I had no idea what to say to that. I didn’t know how to respond at all.

“Why are you doing this?” I was in danger of all my feelings for Hades rushing back, and I had to stop that from happening. I needed to remain angry with him because it was the only way I could push him away, get rid of whatever the fuck was going on here. I was pretty sure this wasn’t going to last. It never did, and he’d trodden on my heart too many times already.

“We’re not doing this again.” I shoved him away. “I am not playing this game with you. It’s always the same thing—you manage to convince me you’re not such a bad person, and then I fall for it and believe you. Afterward, when it’s all over, you ditch me, and I have to pick myself up all over again. We’re not doing it another time. I don’t have what it takes.”

I was injured, I was tired, I was everything that stopped me from doing what I’d done before. Hades just wasn’t a person I could dedicate time or affection to. All that would happen was I’d get hurt again. And I couldn’t bear to continue being knocked back by him.

“Stop pushing me away,” he snapped, pulling me closer to him again. “I’m not here to fight with you. I see you’re angry, and I understand it. But I’m not here to look for trouble. I’m here to tell you I’m sorry, and I mean it. It’s you, Elyse. It’s always been you.”

His words floated in my head like a merry-go-round, over and over.It’s always been you.

Again, I had no idea what to say, and I searched for words. But I didn’t have to say anything.

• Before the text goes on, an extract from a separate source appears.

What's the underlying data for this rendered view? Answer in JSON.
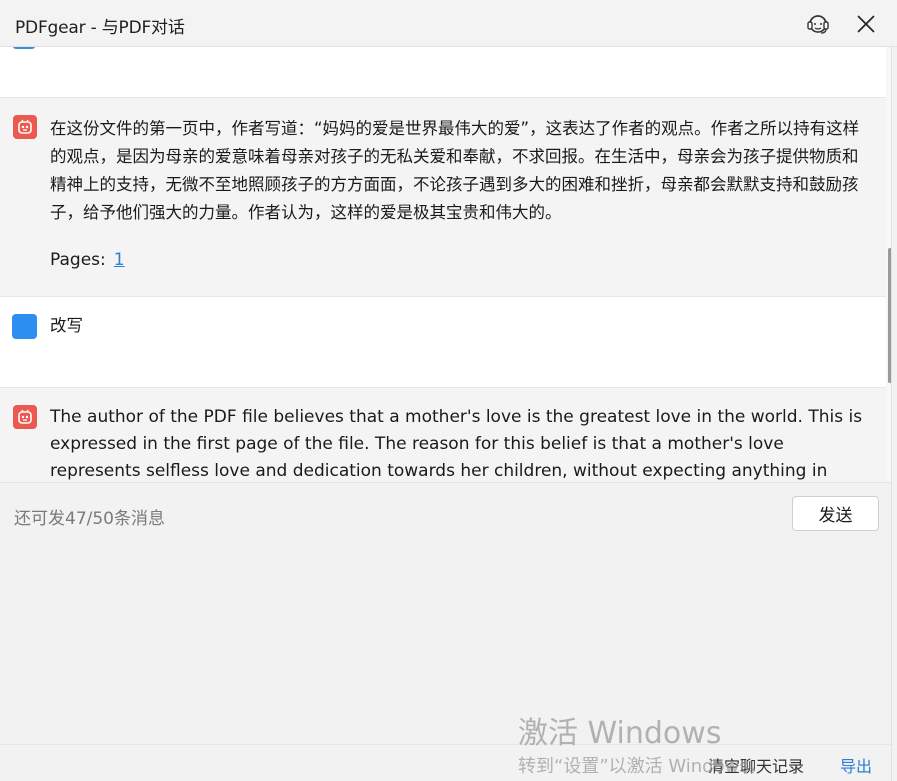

When I didn’t respond, he continued. “When you were between the Earthly realm and the Elysian Fields, I sensed you about to depart, and having you so close to actually dying for good ripped me apart. It shredded me, and I might as well have had a heart attack, because I drowned in excruciating pain. It was my fault for hurting you, for letting things between us get so bad. I was a fucking ass.”

“Yes, you were. But I’ve died several times already before that and you didn’t seem to care.”

He swallowed loudly. “Because I was scared of admitting my feelings for you, and I figured if I watched you die, I’d be able to cut you out of my heart. Except I’d never experienced true fear until I sensed you fading from my life for real. Everything I did was to stop myself from falling for you, to stop feeling trapped.” He shook his head, raking a hand through his dark hair. “But I was an idiot, because I’d fallen for you long ago, I was already trapped, and there’s nothing I want more in the universe than you.” The sincerity in his eyes when he looked into mine made me believe him, melted my defenses.

The God of the Underworld was declaring his love in the only way he knew…by apologizing in a round about way.

He drew me closer and kissed me again, and I didn’t have the energy to fight him. Not when I felt the way I did, and not when I yearned for this all along. I’d starved for him, desperate to have him say these exact words, and now he had, I struggled to believe they were real.

He held me against him, and his skin was warm through his clothes, slowly thawing me when I felt as though I’d been frozen for so long.

When he kissed me again, it reminded of that night we’d gone back to his place, when it had been sensual and for the first time, real. I didn’t know if I could trust this. It had been all wrong then. But this time, it felt… different.